Hartford Mayor Richard Hartsfield said on Monday, January 11 that the city is purchasing the elementary school property as well as the historic McClung home.
The property will be the site of the new city park, and big plans are in the works for the McClung property, home of songwriter and publisher John Alexander McClung.
McClung joined the army during World War I where he was awarded the Purple Heart during action in France. After his honorable discharge from the army he moved to Hartford and attended the Hartford Music Institute. He then became an instructor and later purchased the Hartford Music Company & Institute. He traveled all over the United States with his singing schools and the Hartford Quartet of which he was a member. He wrote over 300 published songs, his most noteworthy being “Standing Outside” and “Just A Rose Will Do.” He published church song books that are still in use today, his last being “Living Faith” copyrighted in 1942. In April, 1992 he was inducted into the Gospel Music Hall of Fame for his accomplishments in gospel music.

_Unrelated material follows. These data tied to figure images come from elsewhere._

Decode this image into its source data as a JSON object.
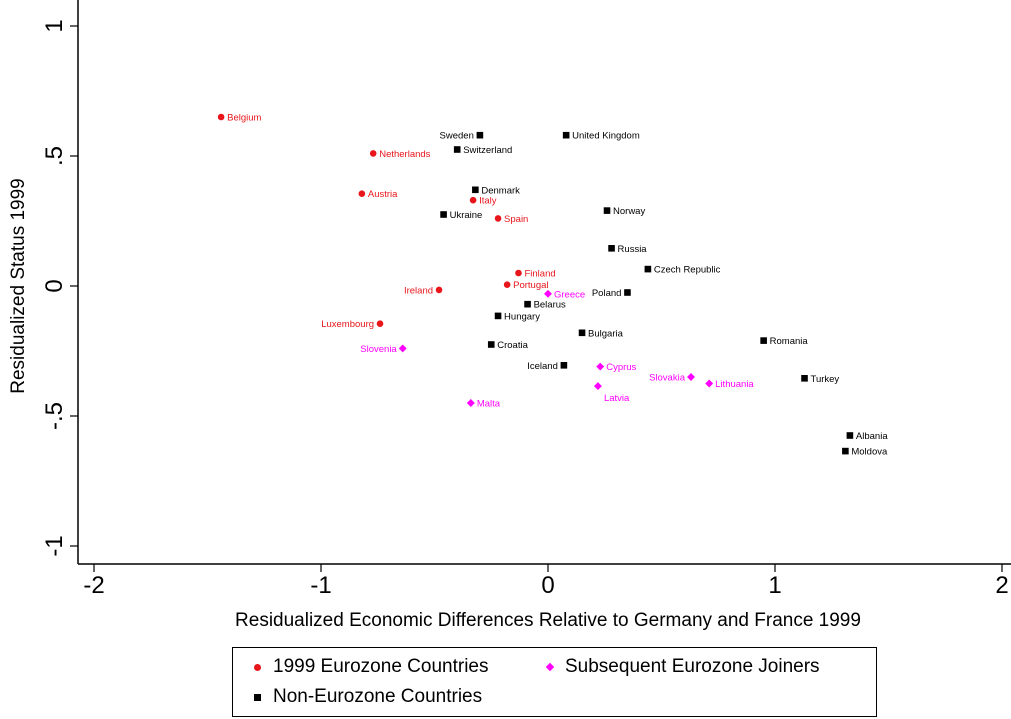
{
  "chart_data": {
    "type": "scatter",
    "xlabel": "Residualized Economic Differences Relative to Germany and France 1999",
    "ylabel": "Residualized Status 1999",
    "xlim": [
      -2,
      2
    ],
    "ylim": [
      -1,
      1
    ],
    "xticks": [
      -2,
      -1,
      0,
      1,
      2
    ],
    "xtick_labels": [
      "-2",
      "-1",
      "0",
      "1",
      "2"
    ],
    "yticks": [
      -1,
      -0.5,
      0,
      0.5,
      1
    ],
    "ytick_labels": [
      "-1",
      "-.5",
      "0",
      ".5",
      "1"
    ],
    "grid": false,
    "legend_position": "bottom",
    "series": [
      {
        "name": "1999 Eurozone Countries",
        "marker": "circle",
        "color": "#e8151b",
        "points": [
          {
            "label": "Belgium",
            "x": -1.44,
            "y": 0.65,
            "pos": "right"
          },
          {
            "label": "Netherlands",
            "x": -0.77,
            "y": 0.51,
            "pos": "right"
          },
          {
            "label": "Austria",
            "x": -0.82,
            "y": 0.355,
            "pos": "right"
          },
          {
            "label": "Italy",
            "x": -0.33,
            "y": 0.33,
            "pos": "right"
          },
          {
            "label": "Spain",
            "x": -0.22,
            "y": 0.26,
            "pos": "right"
          },
          {
            "label": "Finland",
            "x": -0.13,
            "y": 0.05,
            "pos": "right"
          },
          {
            "label": "Portugal",
            "x": -0.18,
            "y": 0.005,
            "pos": "right"
          },
          {
            "label": "Ireland",
            "x": -0.48,
            "y": -0.015,
            "pos": "left"
          },
          {
            "label": "Luxembourg",
            "x": -0.74,
            "y": -0.145,
            "pos": "left"
          }
        ]
      },
      {
        "name": "Subsequent Eurozone Joiners",
        "marker": "diamond",
        "color": "#ff00ff",
        "points": [
          {
            "label": "Greece",
            "x": 0.0,
            "y": -0.03,
            "pos": "right"
          },
          {
            "label": "Slovenia",
            "x": -0.64,
            "y": -0.24,
            "pos": "left"
          },
          {
            "label": "Cyprus",
            "x": 0.23,
            "y": -0.31,
            "pos": "right"
          },
          {
            "label": "Latvia",
            "x": 0.22,
            "y": -0.385,
            "pos": "below"
          },
          {
            "label": "Slovakia",
            "x": 0.63,
            "y": -0.35,
            "pos": "left"
          },
          {
            "label": "Lithuania",
            "x": 0.71,
            "y": -0.375,
            "pos": "right"
          },
          {
            "label": "Malta",
            "x": -0.34,
            "y": -0.45,
            "pos": "right"
          }
        ]
      },
      {
        "name": "Non-Eurozone Countries",
        "marker": "square",
        "color": "#000000",
        "points": [
          {
            "label": "Sweden",
            "x": -0.3,
            "y": 0.58,
            "pos": "left"
          },
          {
            "label": "United Kingdom",
            "x": 0.08,
            "y": 0.58,
            "pos": "right"
          },
          {
            "label": "Switzerland",
            "x": -0.4,
            "y": 0.525,
            "pos": "right"
          },
          {
            "label": "Denmark",
            "x": -0.32,
            "y": 0.37,
            "pos": "right"
          },
          {
            "label": "Ukraine",
            "x": -0.46,
            "y": 0.275,
            "pos": "right"
          },
          {
            "label": "Norway",
            "x": 0.26,
            "y": 0.29,
            "pos": "right"
          },
          {
            "label": "Russia",
            "x": 0.28,
            "y": 0.145,
            "pos": "right"
          },
          {
            "label": "Czech Republic",
            "x": 0.44,
            "y": 0.065,
            "pos": "right"
          },
          {
            "label": "Poland",
            "x": 0.35,
            "y": -0.025,
            "pos": "left"
          },
          {
            "label": "Belarus",
            "x": -0.09,
            "y": -0.07,
            "pos": "right"
          },
          {
            "label": "Hungary",
            "x": -0.22,
            "y": -0.115,
            "pos": "right"
          },
          {
            "label": "Bulgaria",
            "x": 0.15,
            "y": -0.18,
            "pos": "right"
          },
          {
            "label": "Croatia",
            "x": -0.25,
            "y": -0.225,
            "pos": "right"
          },
          {
            "label": "Iceland",
            "x": 0.07,
            "y": -0.305,
            "pos": "left"
          },
          {
            "label": "Romania",
            "x": 0.95,
            "y": -0.21,
            "pos": "right"
          },
          {
            "label": "Turkey",
            "x": 1.13,
            "y": -0.355,
            "pos": "right"
          },
          {
            "label": "Albania",
            "x": 1.33,
            "y": -0.575,
            "pos": "right"
          },
          {
            "label": "Moldova",
            "x": 1.31,
            "y": -0.635,
            "pos": "right"
          }
        ]
      }
    ]
  }
}
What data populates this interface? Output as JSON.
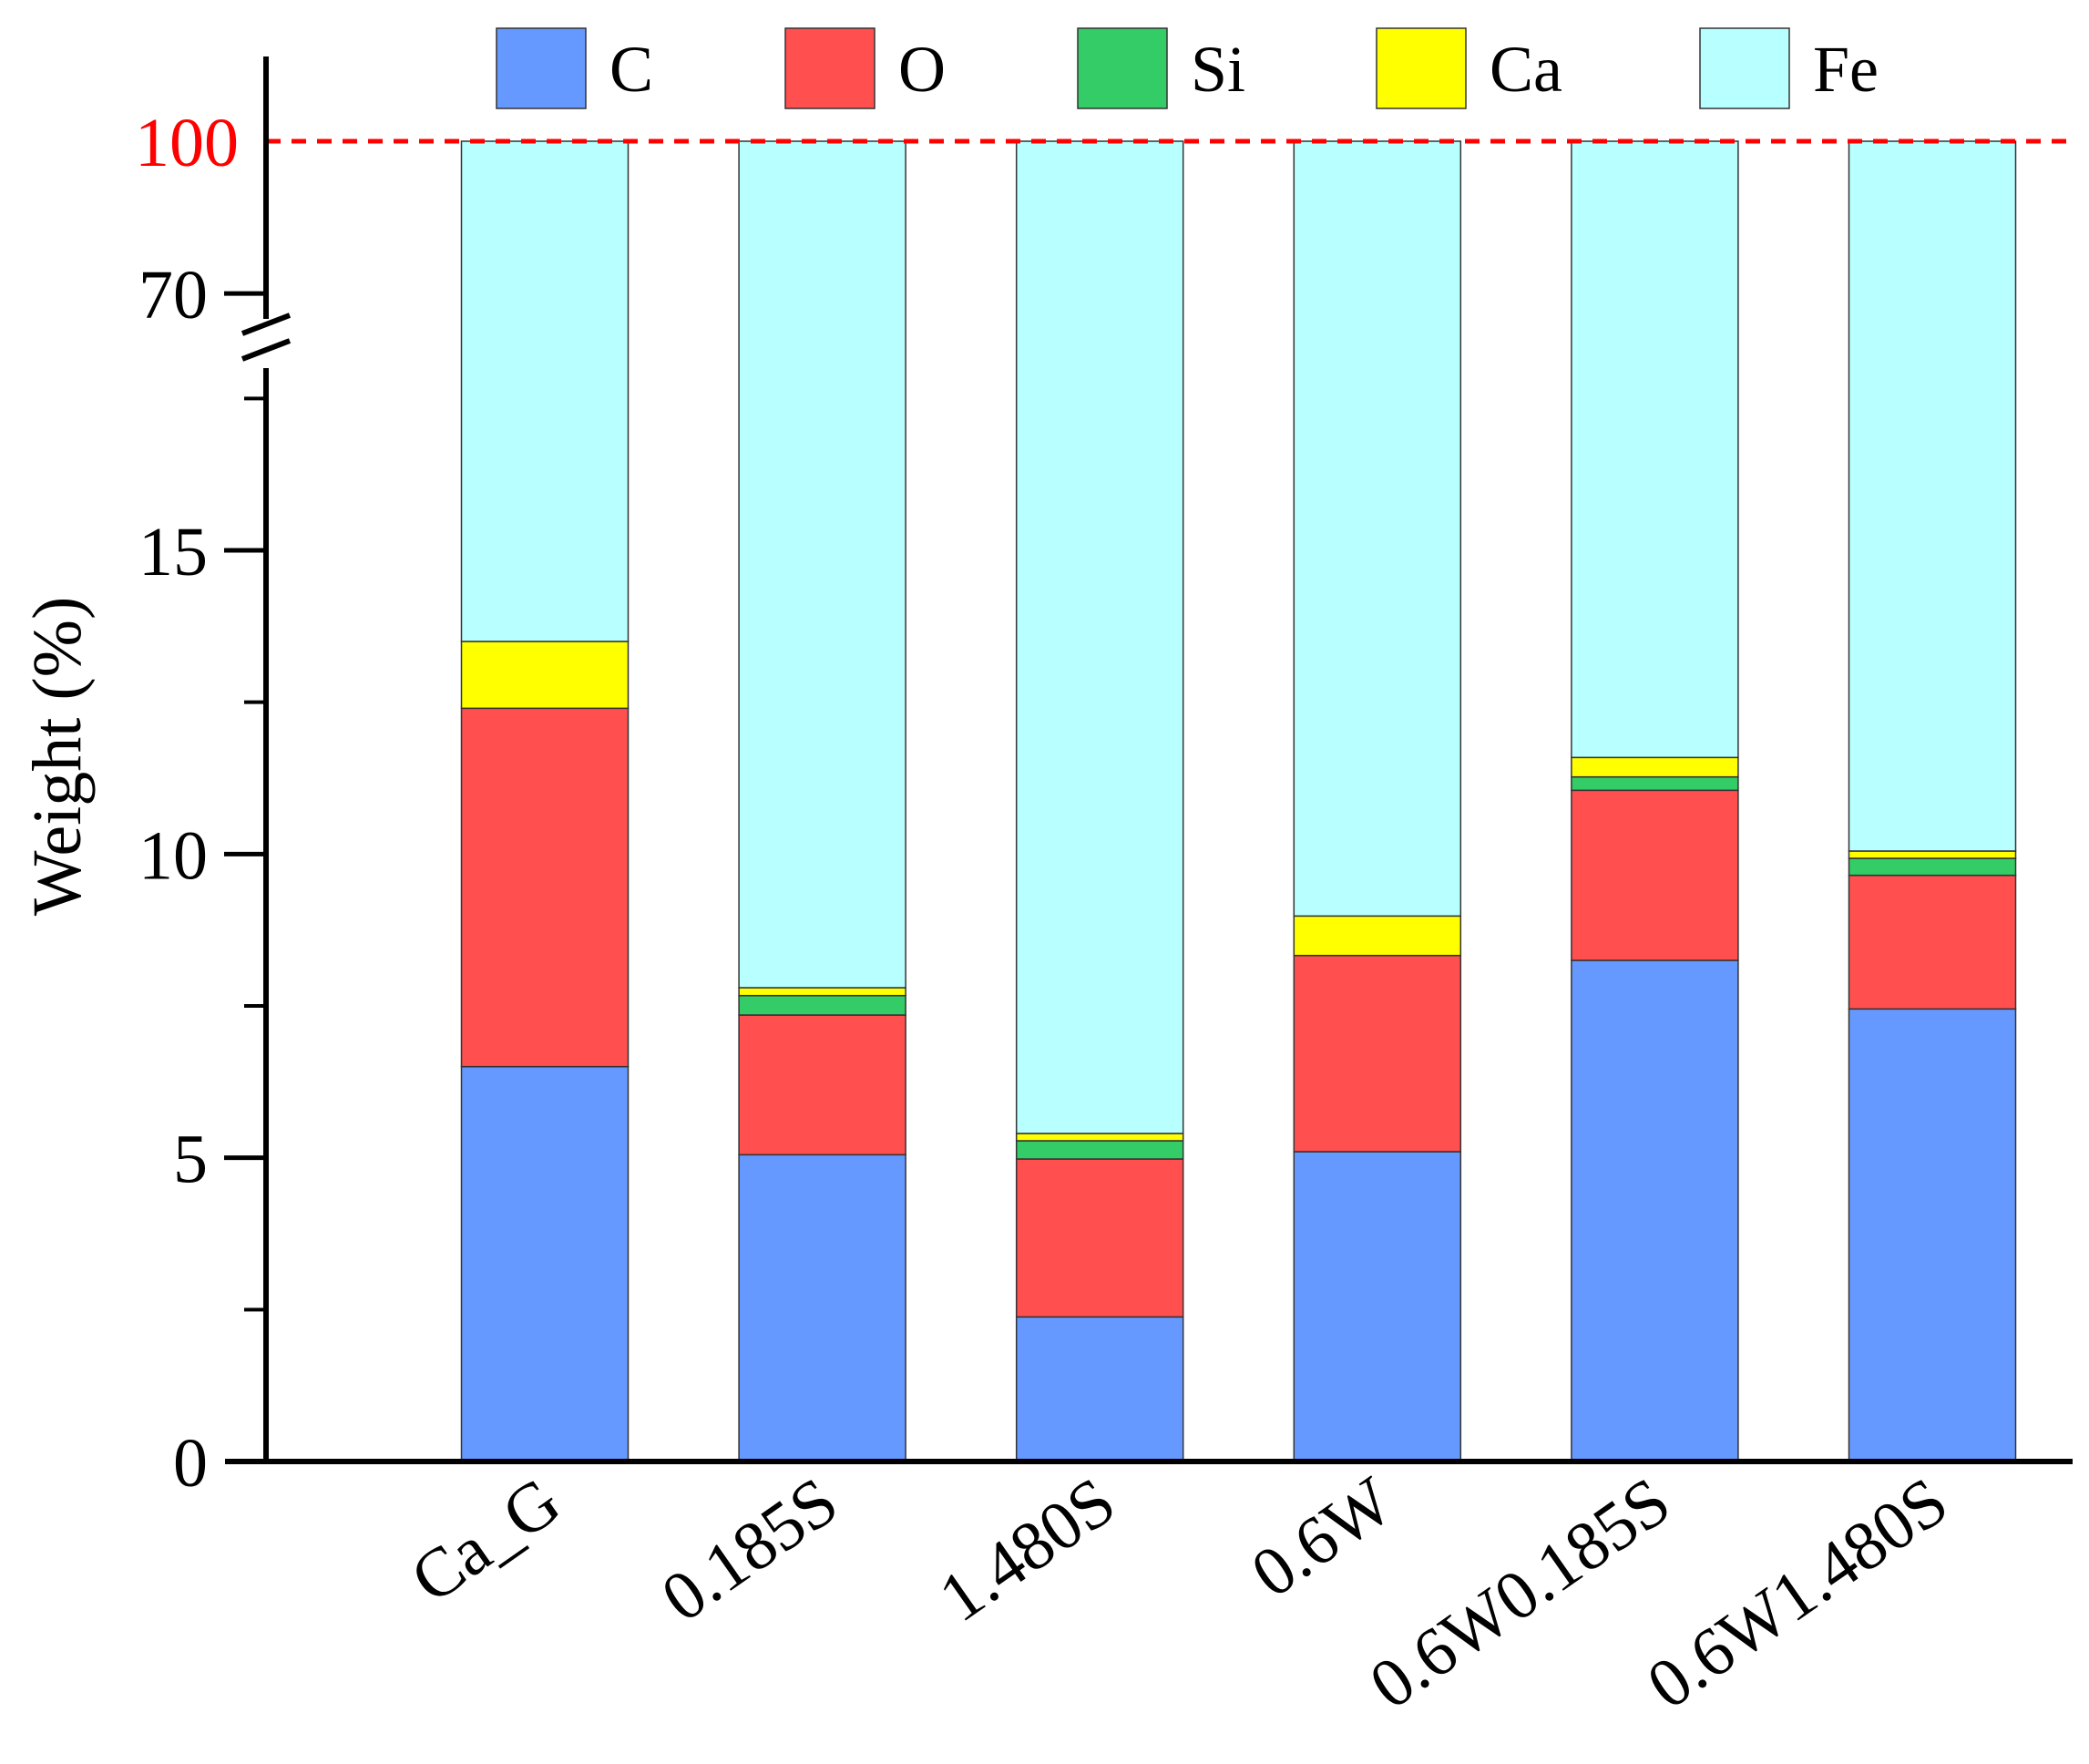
{
  "chart_data": {
    "type": "bar",
    "stacked": true,
    "title": "",
    "xlabel": "",
    "ylabel": "Weight (%)",
    "categories": [
      "Ca_G",
      "0.185S",
      "1.480S",
      "0.6W",
      "0.6W0.185S",
      "0.6W1.480S"
    ],
    "series": [
      {
        "name": "C",
        "color": "#6699FF",
        "values": [
          6.5,
          5.05,
          2.38,
          5.1,
          8.25,
          7.45
        ]
      },
      {
        "name": "O",
        "color": "#FF4F4F",
        "values": [
          5.9,
          2.3,
          2.6,
          3.23,
          2.8,
          2.2
        ]
      },
      {
        "name": "Si",
        "color": "#33CC66",
        "values": [
          0,
          0.32,
          0.3,
          0,
          0.22,
          0.28
        ]
      },
      {
        "name": "Ca",
        "color": "#FFFF00",
        "values": [
          1.1,
          0.13,
          0.12,
          0.65,
          0.32,
          0.12
        ]
      },
      {
        "name": "Fe",
        "color": "#B8FFFF",
        "values": [
          86.5,
          92.2,
          94.6,
          91.02,
          88.41,
          89.95
        ]
      }
    ],
    "y_axis": {
      "broken": true,
      "lower_range": [
        0,
        18
      ],
      "lower_ticks": [
        "0",
        "5",
        "10",
        "15"
      ],
      "upper_range": [
        65,
        100
      ],
      "upper_ticks": [
        "70"
      ]
    },
    "reference_line": {
      "value": 100,
      "label": "100",
      "color": "#FF0000",
      "style": "dashed"
    },
    "legend": {
      "position": "top",
      "entries": [
        "C",
        "O",
        "Si",
        "Ca",
        "Fe"
      ]
    }
  }
}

Public Works Director Rich Gaylen is currently working to secure the piano belonging to the McClungs, which is currently on display at Dollywood. “It is in care of the Southern Gospel Music Association, and they are closed down at this time. But, the piano itself was gifted to Dolly Parton, with the understanding that if we ever had a museum that it would come back to us.”
Following the restoration of the McClung residence, the city plans to open its doors as a gospel music museum.
The property purchase will also allow the city to attempt to preserve the “senior walk” and construct a future display. Parking for both the new city park and the gospel music museum will be made available, according to Gaylen, by blocking off a potion of Maple Street.
With great plans on the horizon, the City of Hartford is looking forward to a period of successful growth and development. “This is going to be good for our town, and this entire community,” Galyen concluded.